North American critics and viewers have called It’s Always Sunny in Philadelphia “Seinfeld on crack.”
The show follows the exploits of “the gang” – Charlie (Charlie Day), Mac (Rob McElhenney), Dennis (Glenn Howerton), Dee (Kaitlin Olson) and Frank (Danny DeVito). They own Paddy’s Pub in a rundown section of Philadelphia, and rather than drawing in a crowd, they spend most of their time drinking their supplies and cooking up get-rich-quick schemes.
From incestual relations to underage drinking to dumpster babies, no subject seems too taboo for the crew. The gang can be surprisingly topical, too, covering the recession in season five and animal rights in season six, but in their own hilarious, morally skewed way.
I first saw mention of this show in the Arrested Development forums on The Internet Movie Database. The two shows share similarities, being filmed in a mock-documentary (mockumentary) style with heavily dialog-driven scenes, subtle puns, and self-referential style.
From the very first episode, I was hooked. Each episode follows the same format: a cold open where the gang sets the stage with a scheme, at which point a text card chimes in (along with a light-stringed musical theme) with titles like The Gang Exploits a Miracle, Mac Bangs Dennis’ Mom, Dennis and Dee Go on Welfare, and a personal favourite of mine, Underage Drinking: A National Concern.
During the latter episode mentioned, the gang forgets to card high school kids at the door. Rather than simply righting this wrong and doing their jobs, they decide that it’s best to provide a safe haven for the kids in which to “experiment.” All the while, the gang ends up regressing to their high school selves, as they see opportunities to be popular with the “in” crowd, even though they’re now late 20-somethings. As Charlie (my favourite character) states in this episode, “This isn’t a morality contest.” That sentiment may very well sum up the show as a whole.

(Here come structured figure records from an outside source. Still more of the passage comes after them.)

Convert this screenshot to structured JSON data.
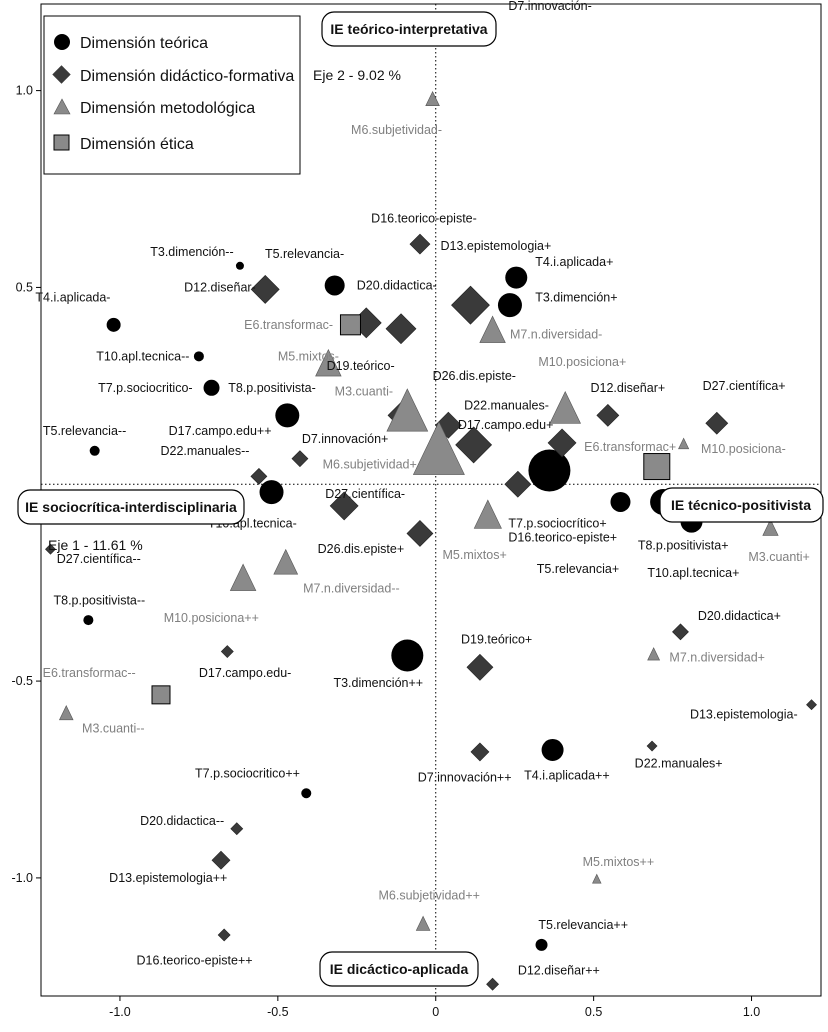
{
  "chart_data": {
    "type": "scatter",
    "title": "",
    "xlim": [
      -1.25,
      1.22
    ],
    "ylim": [
      -1.3,
      1.22
    ],
    "xticks": [
      -1.0,
      -0.5,
      0.0,
      0.5,
      1.0
    ],
    "yticks": [
      1.0,
      0.5,
      -0.5,
      -1.0
    ],
    "xtick_labels": [
      "-1.0",
      "-0.5",
      "0",
      "0.5",
      "1.0"
    ],
    "ytick_labels": [
      "1.0",
      "0.5",
      "-0.5",
      "-1.0"
    ],
    "axis1_label": "Eje 1  -  11.61 %",
    "axis2_label": "Eje 2  -  9.02 %",
    "pole_titles": {
      "top": "IE teórico-interpretativa",
      "bottom": "IE dicáctico-aplicada",
      "left": "IE sociocrítica-interdisciplinaria",
      "right": "IE técnico-positivista"
    },
    "legend": [
      {
        "shape": "circle",
        "label": "Dimensión teórica"
      },
      {
        "shape": "diamond",
        "label": "Dimensión didáctico-formativa"
      },
      {
        "shape": "triangle",
        "label": "Dimensión metodológica"
      },
      {
        "shape": "square",
        "label": "Dimensión ética"
      }
    ],
    "colors": {
      "dark": "#000000",
      "diamond": "#3a3a3a",
      "gray": "#8a8a8a",
      "gray_text": "#808080"
    },
    "points": [
      {
        "label": "T3.dimención--",
        "shape": "circle",
        "x": -0.62,
        "y": 0.555,
        "s": 4,
        "lx": -0.64,
        "ly": 0.59,
        "anchor": "end"
      },
      {
        "label": "T5.relevancia-",
        "shape": "circle",
        "x": -0.32,
        "y": 0.505,
        "s": 10,
        "lx": -0.29,
        "ly": 0.585,
        "anchor": "end"
      },
      {
        "label": "T4.i.aplicada-",
        "shape": "circle",
        "x": -1.02,
        "y": 0.405,
        "s": 7,
        "lx": -1.03,
        "ly": 0.475,
        "anchor": "end"
      },
      {
        "label": "T10.apl.tecnica--",
        "shape": "circle",
        "x": -0.75,
        "y": 0.325,
        "s": 5,
        "lx": -0.78,
        "ly": 0.325,
        "anchor": "end"
      },
      {
        "label": "T7.p.sociocritico-",
        "shape": "circle",
        "x": -0.71,
        "y": 0.245,
        "s": 8,
        "lx": -0.77,
        "ly": 0.245,
        "anchor": "end"
      },
      {
        "label": "T8.p.positivista-",
        "shape": "circle",
        "x": -0.47,
        "y": 0.175,
        "s": 12,
        "lx": -0.38,
        "ly": 0.245,
        "anchor": "end"
      },
      {
        "label": "T5.relevancia--",
        "shape": "circle",
        "x": -1.08,
        "y": 0.085,
        "s": 5,
        "lx": -0.98,
        "ly": 0.135,
        "anchor": "end"
      },
      {
        "label": "T10.apl.tecnica-",
        "shape": "circle",
        "x": -0.52,
        "y": -0.02,
        "s": 12,
        "lx": -0.44,
        "ly": -0.1,
        "anchor": "end"
      },
      {
        "label": "T8.p.positivista--",
        "shape": "circle",
        "x": -1.1,
        "y": -0.345,
        "s": 5,
        "lx": -0.92,
        "ly": -0.295,
        "anchor": "end"
      },
      {
        "label": "T3.dimención++",
        "shape": "circle",
        "x": -0.09,
        "y": -0.435,
        "s": 16,
        "lx": -0.04,
        "ly": -0.505,
        "anchor": "end"
      },
      {
        "label": "T7.p.sociocritico++",
        "shape": "circle",
        "x": -0.41,
        "y": -0.785,
        "s": 5,
        "lx": -0.43,
        "ly": -0.735,
        "anchor": "end"
      },
      {
        "label": "T4.i.aplicada+",
        "shape": "circle",
        "x": 0.255,
        "y": 0.525,
        "s": 11,
        "lx": 0.315,
        "ly": 0.565,
        "anchor": "start"
      },
      {
        "label": "T3.dimención+",
        "shape": "circle",
        "x": 0.235,
        "y": 0.455,
        "s": 12,
        "lx": 0.315,
        "ly": 0.475,
        "anchor": "start"
      },
      {
        "label": "T7.p.sociocrítico+",
        "shape": "circle",
        "x": 0.36,
        "y": 0.035,
        "s": 21,
        "lx": 0.23,
        "ly": -0.1,
        "anchor": "start"
      },
      {
        "label": "T5.relevancia+",
        "shape": "circle",
        "x": 0.585,
        "y": -0.045,
        "s": 10,
        "lx": 0.32,
        "ly": -0.215,
        "anchor": "start"
      },
      {
        "label": "T8.p.positivista+",
        "shape": "circle",
        "x": 0.72,
        "y": -0.045,
        "s": 13,
        "lx": 0.64,
        "ly": -0.155,
        "anchor": "start"
      },
      {
        "label": "T10.apl.tecnica+",
        "shape": "circle",
        "x": 0.81,
        "y": -0.095,
        "s": 11,
        "lx": 0.67,
        "ly": -0.225,
        "anchor": "start"
      },
      {
        "label": "T4.i.aplicada++",
        "shape": "circle",
        "x": 0.37,
        "y": -0.675,
        "s": 11,
        "lx": 0.28,
        "ly": -0.74,
        "anchor": "start"
      },
      {
        "label": "T5.relevancia++",
        "shape": "circle",
        "x": 0.335,
        "y": -1.17,
        "s": 6,
        "lx": 0.325,
        "ly": -1.12,
        "anchor": "start"
      },
      {
        "label": "D16.teorico-episte-",
        "shape": "diamond",
        "x": -0.05,
        "y": 0.61,
        "s": 10,
        "lx": 0.13,
        "ly": 0.675,
        "anchor": "end"
      },
      {
        "label": "D13.epistemologia+",
        "shape": "diamond",
        "x": -0.05,
        "y": 0.61,
        "s": 0,
        "lx": 0.015,
        "ly": 0.605,
        "anchor": "start"
      },
      {
        "label": "D12.diseñar-",
        "shape": "diamond",
        "x": -0.54,
        "y": 0.495,
        "s": 14,
        "lx": -0.57,
        "ly": 0.5,
        "anchor": "end"
      },
      {
        "label": "D20.didactica-",
        "shape": "diamond",
        "x": -0.22,
        "y": 0.41,
        "s": 15,
        "lx": -0.25,
        "ly": 0.505,
        "anchor": "start"
      },
      {
        "label": "",
        "shape": "diamond",
        "x": -0.11,
        "y": 0.395,
        "s": 15
      },
      {
        "label": "",
        "shape": "diamond",
        "x": 0.11,
        "y": 0.455,
        "s": 19
      },
      {
        "label": "D19.teórico-",
        "shape": "diamond",
        "x": -0.11,
        "y": 0.175,
        "s": 13,
        "lx": -0.13,
        "ly": 0.3,
        "anchor": "end"
      },
      {
        "label": "D26.dis.episte-",
        "shape": "diamond",
        "x": 0.04,
        "y": 0.15,
        "s": 13,
        "lx": -0.01,
        "ly": 0.275,
        "anchor": "start"
      },
      {
        "label": "D17.campo.edu+",
        "shape": "diamond",
        "x": 0.12,
        "y": 0.1,
        "s": 18,
        "lx": 0.07,
        "ly": 0.15,
        "anchor": "start"
      },
      {
        "label": "D12.diseñar+",
        "shape": "diamond",
        "x": 0.545,
        "y": 0.175,
        "s": 11,
        "lx": 0.49,
        "ly": 0.245,
        "anchor": "start"
      },
      {
        "label": "D27.científica+",
        "shape": "diamond",
        "x": 0.89,
        "y": 0.155,
        "s": 11,
        "lx": 0.845,
        "ly": 0.25,
        "anchor": "start"
      },
      {
        "label": "",
        "shape": "diamond",
        "x": 0.4,
        "y": 0.105,
        "s": 14
      },
      {
        "label": "D17.campo.edu++",
        "shape": "diamond",
        "x": -0.47,
        "y": 0.175,
        "s": 0,
        "lx": -0.52,
        "ly": 0.135,
        "anchor": "end"
      },
      {
        "label": "D7.innovación+",
        "shape": "diamond",
        "x": -0.13,
        "y": 0.15,
        "s": 0,
        "lx": -0.15,
        "ly": 0.115,
        "anchor": "end"
      },
      {
        "label": "D22.manuales--",
        "shape": "diamond",
        "x": -0.43,
        "y": 0.065,
        "s": 8,
        "lx": -0.59,
        "ly": 0.085,
        "anchor": "end"
      },
      {
        "label": "",
        "shape": "diamond",
        "x": -0.56,
        "y": 0.02,
        "s": 8
      },
      {
        "label": "D27.científica-",
        "shape": "diamond",
        "x": -0.29,
        "y": -0.055,
        "s": 14,
        "lx": -0.35,
        "ly": -0.025,
        "anchor": "start"
      },
      {
        "label": "D26.dis.episte+",
        "shape": "diamond",
        "x": -0.05,
        "y": -0.125,
        "s": 13,
        "lx": -0.1,
        "ly": -0.165,
        "anchor": "end"
      },
      {
        "label": "",
        "shape": "diamond",
        "x": 0.26,
        "y": 0.0,
        "s": 13
      },
      {
        "label": "D22.manuales-",
        "shape": "diamond",
        "x": 0.12,
        "y": 0.1,
        "s": 0,
        "lx": 0.09,
        "ly": 0.2,
        "anchor": "start"
      },
      {
        "label": "D16.teorico-episte+",
        "shape": "diamond",
        "x": 0.26,
        "y": 0.0,
        "s": 0,
        "lx": 0.23,
        "ly": -0.135,
        "anchor": "start"
      },
      {
        "label": "D27.científica--",
        "shape": "diamond",
        "x": -1.22,
        "y": -0.165,
        "s": 5,
        "lx": -1.2,
        "ly": -0.19,
        "anchor": "start"
      },
      {
        "label": "D17.campo.edu-",
        "shape": "diamond",
        "x": -0.66,
        "y": -0.425,
        "s": 6,
        "lx": -0.75,
        "ly": -0.48,
        "anchor": "start"
      },
      {
        "label": "D19.teórico+",
        "shape": "diamond",
        "x": 0.14,
        "y": -0.465,
        "s": 13,
        "lx": 0.08,
        "ly": -0.395,
        "anchor": "start"
      },
      {
        "label": "D20.didactica+",
        "shape": "diamond",
        "x": 0.775,
        "y": -0.375,
        "s": 8,
        "lx": 0.83,
        "ly": -0.335,
        "anchor": "start"
      },
      {
        "label": "D13.epistemologia-",
        "shape": "diamond",
        "x": 1.19,
        "y": -0.56,
        "s": 5,
        "lx": 0.805,
        "ly": -0.585,
        "anchor": "start"
      },
      {
        "label": "D22.manuales+",
        "shape": "diamond",
        "x": 0.685,
        "y": -0.665,
        "s": 5,
        "lx": 0.63,
        "ly": -0.71,
        "anchor": "start"
      },
      {
        "label": "D7.innovación++",
        "shape": "diamond",
        "x": 0.14,
        "y": -0.68,
        "s": 9,
        "lx": 0.24,
        "ly": -0.745,
        "anchor": "end"
      },
      {
        "label": "D20.didactica--",
        "shape": "diamond",
        "x": -0.63,
        "y": -0.875,
        "s": 6,
        "lx": -0.67,
        "ly": -0.855,
        "anchor": "end"
      },
      {
        "label": "D13.epistemologia++",
        "shape": "diamond",
        "x": -0.68,
        "y": -0.955,
        "s": 9,
        "lx": -0.66,
        "ly": -1.0,
        "anchor": "end"
      },
      {
        "label": "D16.teorico-episte++",
        "shape": "diamond",
        "x": -0.67,
        "y": -1.145,
        "s": 6,
        "lx": -0.58,
        "ly": -1.21,
        "anchor": "end"
      },
      {
        "label": "D12.diseñar++",
        "shape": "diamond",
        "x": 0.18,
        "y": -1.27,
        "s": 6,
        "lx": 0.26,
        "ly": -1.235,
        "anchor": "start"
      },
      {
        "label": "D7.innovación-",
        "shape": "diamond",
        "x": 0.0,
        "y": 1.2,
        "s": 0,
        "lx": 0.23,
        "ly": 1.215,
        "anchor": "start"
      },
      {
        "label": "M6.subjetividad-",
        "shape": "triangle",
        "x": -0.01,
        "y": 0.975,
        "s": 8,
        "lx": 0.02,
        "ly": 0.9,
        "anchor": "end"
      },
      {
        "label": "M7.n.diversidad-",
        "shape": "triangle",
        "x": 0.18,
        "y": 0.385,
        "s": 15,
        "lx": 0.235,
        "ly": 0.38,
        "anchor": "start"
      },
      {
        "label": "M5.mixtos-",
        "shape": "triangle",
        "x": -0.34,
        "y": 0.3,
        "s": 15,
        "lx": -0.5,
        "ly": 0.325,
        "anchor": "start"
      },
      {
        "label": "M3.cuanti-",
        "shape": "triangle",
        "x": -0.09,
        "y": 0.175,
        "s": 24,
        "lx": -0.32,
        "ly": 0.235,
        "anchor": "start"
      },
      {
        "label": "M10.posiciona+",
        "shape": "triangle",
        "x": 0.41,
        "y": 0.185,
        "s": 18,
        "lx": 0.325,
        "ly": 0.31,
        "anchor": "start"
      },
      {
        "label": "M10.posiciona-",
        "shape": "triangle",
        "x": 0.785,
        "y": 0.1,
        "s": 6,
        "lx": 0.84,
        "ly": 0.09,
        "anchor": "start"
      },
      {
        "label": "M6.subjetividad+",
        "shape": "triangle",
        "x": 0.01,
        "y": 0.075,
        "s": 30,
        "lx": -0.06,
        "ly": 0.05,
        "anchor": "end"
      },
      {
        "label": "M5.mixtos+",
        "shape": "triangle",
        "x": 0.165,
        "y": -0.085,
        "s": 16,
        "lx": 0.225,
        "ly": -0.18,
        "anchor": "end"
      },
      {
        "label": "M3.cuanti+",
        "shape": "triangle",
        "x": 1.06,
        "y": -0.115,
        "s": 9,
        "lx": 0.99,
        "ly": -0.185,
        "anchor": "start"
      },
      {
        "label": "M7.n.diversidad--",
        "shape": "triangle",
        "x": -0.475,
        "y": -0.205,
        "s": 14,
        "lx": -0.42,
        "ly": -0.265,
        "anchor": "start"
      },
      {
        "label": "M10.posiciona++",
        "shape": "triangle",
        "x": -0.61,
        "y": -0.245,
        "s": 15,
        "lx": -0.56,
        "ly": -0.34,
        "anchor": "end"
      },
      {
        "label": "M7.n.diversidad+",
        "shape": "triangle",
        "x": 0.69,
        "y": -0.435,
        "s": 7,
        "lx": 0.74,
        "ly": -0.44,
        "anchor": "start"
      },
      {
        "label": "M3.cuanti--",
        "shape": "triangle",
        "x": -1.17,
        "y": -0.585,
        "s": 8,
        "lx": -1.12,
        "ly": -0.62,
        "anchor": "start"
      },
      {
        "label": "M5.mixtos++",
        "shape": "triangle",
        "x": 0.51,
        "y": -1.005,
        "s": 5,
        "lx": 0.465,
        "ly": -0.96,
        "anchor": "start"
      },
      {
        "label": "M6.subjetividad++",
        "shape": "triangle",
        "x": -0.04,
        "y": -1.12,
        "s": 8,
        "lx": 0.14,
        "ly": -1.045,
        "anchor": "end"
      },
      {
        "label": "E6.transformac-",
        "shape": "square",
        "x": -0.27,
        "y": 0.405,
        "s": 10,
        "lx": -0.325,
        "ly": 0.405,
        "anchor": "end"
      },
      {
        "label": "E6.transformac+",
        "shape": "square",
        "x": 0.7,
        "y": 0.045,
        "s": 13,
        "lx": 0.47,
        "ly": 0.095,
        "anchor": "start"
      },
      {
        "label": "E6.transformac--",
        "shape": "square",
        "x": -0.87,
        "y": -0.535,
        "s": 9,
        "lx": -0.95,
        "ly": -0.48,
        "anchor": "end"
      }
    ]
  }
}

Though Sunny has a strong ensemble cast as a whole, Charlie is arguably the strongest. He’s illiterate and a few shades shy of being homeless; one minute he can be surprisingly insightful, the next he spouts phrases like “monkeys are nature’s human.” He produces epically ridiculous songs: one is Nightman, which turns into Dayman, which inspires a screenplay called The Nightman Cometh. It is his polar jumps from being a moron to being brilliant that keep me coming back for more.
Do yourself a favour and give this show a try. If you’re a fan of laugh-track-free comedy, fairly clever writing, and you’re not easily offended, this will suit your palate, not unlike Charlie’s favourite dish: “milk steak, boiled over hard, and your finest jelly beans…raw.”
It’s Always Sunny in Philadelphia has spanned six seasons and a Christmas special, with a seventh season to follow in fall 2011. Catch the show on Comedy Central or order the DVDs on Amazon.